Suffering major stress through drought may not be an experience farmers value having too often. However, researchers are learning that for animals and plants, such a stressful experience may deliver genetic resilience that helps deliver offspring capable of dealing with such events better in the future.
AgResearch animal genomics team leader Dr Shannon Clarke is heading up research studying the little known but rapidly growing field of methylomes.
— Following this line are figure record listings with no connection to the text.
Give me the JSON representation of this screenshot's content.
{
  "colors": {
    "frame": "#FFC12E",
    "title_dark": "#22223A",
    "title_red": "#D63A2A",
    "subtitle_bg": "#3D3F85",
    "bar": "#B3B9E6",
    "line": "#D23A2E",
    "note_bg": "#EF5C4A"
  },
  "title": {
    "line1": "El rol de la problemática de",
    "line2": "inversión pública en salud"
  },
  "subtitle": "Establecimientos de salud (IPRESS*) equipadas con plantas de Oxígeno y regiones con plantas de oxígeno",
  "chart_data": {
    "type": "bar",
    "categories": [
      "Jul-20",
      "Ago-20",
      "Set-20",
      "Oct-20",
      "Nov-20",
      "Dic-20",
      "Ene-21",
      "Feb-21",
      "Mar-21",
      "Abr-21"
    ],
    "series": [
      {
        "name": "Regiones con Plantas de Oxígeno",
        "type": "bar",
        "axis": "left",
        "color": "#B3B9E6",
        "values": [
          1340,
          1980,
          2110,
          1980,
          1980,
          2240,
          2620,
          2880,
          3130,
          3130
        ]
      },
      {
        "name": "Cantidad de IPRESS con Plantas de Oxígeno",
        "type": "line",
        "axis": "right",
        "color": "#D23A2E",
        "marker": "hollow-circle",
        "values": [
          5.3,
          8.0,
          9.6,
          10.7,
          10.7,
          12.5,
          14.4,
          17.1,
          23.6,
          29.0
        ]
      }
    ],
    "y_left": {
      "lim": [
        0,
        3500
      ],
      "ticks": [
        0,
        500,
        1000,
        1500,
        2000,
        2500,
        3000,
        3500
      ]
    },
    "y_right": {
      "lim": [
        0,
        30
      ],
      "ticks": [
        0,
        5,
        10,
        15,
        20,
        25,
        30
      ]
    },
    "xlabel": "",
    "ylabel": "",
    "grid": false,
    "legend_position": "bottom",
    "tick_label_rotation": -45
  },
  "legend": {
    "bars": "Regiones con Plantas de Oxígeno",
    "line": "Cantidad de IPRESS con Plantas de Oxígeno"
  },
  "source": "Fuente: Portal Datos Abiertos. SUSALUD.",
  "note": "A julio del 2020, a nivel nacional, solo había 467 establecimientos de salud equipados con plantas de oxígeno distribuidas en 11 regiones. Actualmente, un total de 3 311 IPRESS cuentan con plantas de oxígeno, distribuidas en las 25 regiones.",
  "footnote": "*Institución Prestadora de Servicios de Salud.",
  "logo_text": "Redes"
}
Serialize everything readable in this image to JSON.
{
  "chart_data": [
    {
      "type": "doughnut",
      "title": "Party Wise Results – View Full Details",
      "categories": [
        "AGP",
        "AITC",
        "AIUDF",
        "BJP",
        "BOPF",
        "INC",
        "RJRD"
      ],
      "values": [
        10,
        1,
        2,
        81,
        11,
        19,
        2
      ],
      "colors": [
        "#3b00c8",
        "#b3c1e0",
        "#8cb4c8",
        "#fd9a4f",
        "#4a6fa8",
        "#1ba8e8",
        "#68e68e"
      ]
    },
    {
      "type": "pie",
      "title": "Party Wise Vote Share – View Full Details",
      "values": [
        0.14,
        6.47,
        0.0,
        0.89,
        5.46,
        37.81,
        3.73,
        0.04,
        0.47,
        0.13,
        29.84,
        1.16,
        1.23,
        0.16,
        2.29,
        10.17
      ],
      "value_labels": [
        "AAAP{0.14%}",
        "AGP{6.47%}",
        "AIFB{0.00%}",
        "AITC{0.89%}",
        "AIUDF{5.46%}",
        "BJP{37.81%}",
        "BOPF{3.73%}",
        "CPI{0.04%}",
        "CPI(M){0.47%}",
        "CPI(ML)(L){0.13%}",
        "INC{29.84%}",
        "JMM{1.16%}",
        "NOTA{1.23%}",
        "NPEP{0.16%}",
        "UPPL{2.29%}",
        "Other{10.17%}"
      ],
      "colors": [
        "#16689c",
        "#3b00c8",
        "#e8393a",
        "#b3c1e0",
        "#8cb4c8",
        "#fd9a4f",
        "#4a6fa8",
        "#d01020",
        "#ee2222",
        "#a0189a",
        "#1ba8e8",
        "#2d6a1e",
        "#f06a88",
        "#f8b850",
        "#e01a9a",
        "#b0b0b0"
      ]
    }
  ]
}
This research is a study of the natural modification of DNA methylation that happens to all living organisms during development and as a result of that organism experiencing a sustained stressful event.
The science includes studying the heritability of such changes, which in turn improve the organism’s offspring’s ability to cope with such an event in their own lifetime.
Clarke points to the study of epigenetics methylation as a subset of epigenetics. This is the high-profile work conducted by the likes of Sir Peter Gluckman, studying the impact of a mother’s lifestyle and environment upon her child’s future development. Gluckman’s work included research on the links between maternal diet and childhood obesity.
“What we are trying to do with this project is to look paternally two or maternally three generations later at the molecular signature of the DNA to see if it has been passed on from that stressful event, and select better strains for forages or livestock that may be tolerant to drought, for example,” Clarke said.
The work is driven with one eye on the need to accelerate the rate of species adaptation to climate change, while also dovetailing into the demand for future hybrids and breeds that also meet the mandate of helping lower greenhouse gas emissions.
The work is seeking out individual plants and animals that have endured a stressful event over their lifetime, and by default have effectively inoculated future generations against similar events.
“Ultimately, just as you use genomic selection to find the best animals now, you can add this to your selection process,” she said.
Fortunately for the AgResearch team, the research body has a vast library of genetic material from plants and animals from which they can assay the molecular signature of variations bought on by environmental changes.
“This is an invaluable resource the NZ agri sector has, and it has been maintained by AgResearch, so we hit the ground running,” she said.
Meantime, there are also a large number of long-term trials for plants still in the ground, some for over 20 years that will provide valuable material and have often been subjected to significant environmental stress like drought.
While heat tolerance and ability to grow in dry conditions are obvious selectors for climate resilience, facial eczema (FE) is another environmentally inflicted condition researchers would like to study. FE will tend to appear more frequently as conditions heat up throughout more of the country.
The methylome work will also involve studying a sample organism’s chronological age versus its biological age, something along the preoccupation of humans intent on staying younger than they may actually be.
“It could be if the organism looks biologically younger than it is, then they may be capable of living longer and being more productive,” she said.
Clarke says the current project has benefitted by already having the necessary kit and tools to extract the molecular signatures identifying a change.
But she says it is too early to identify what may be first off the rank commercially. However, it could be the longevity selector that drives the first candidates for commercial selection.
“In which case, we could be looking at five to 10 years out,” she said.
In a market-place sensitive to food provenance and purity, the fact this science does not require genetic editing is also a plus.
“This is a natural phenomenon that happens to all living things. And the livestock industry already has these DNA indices on hand, so the information is there to grab,” she said.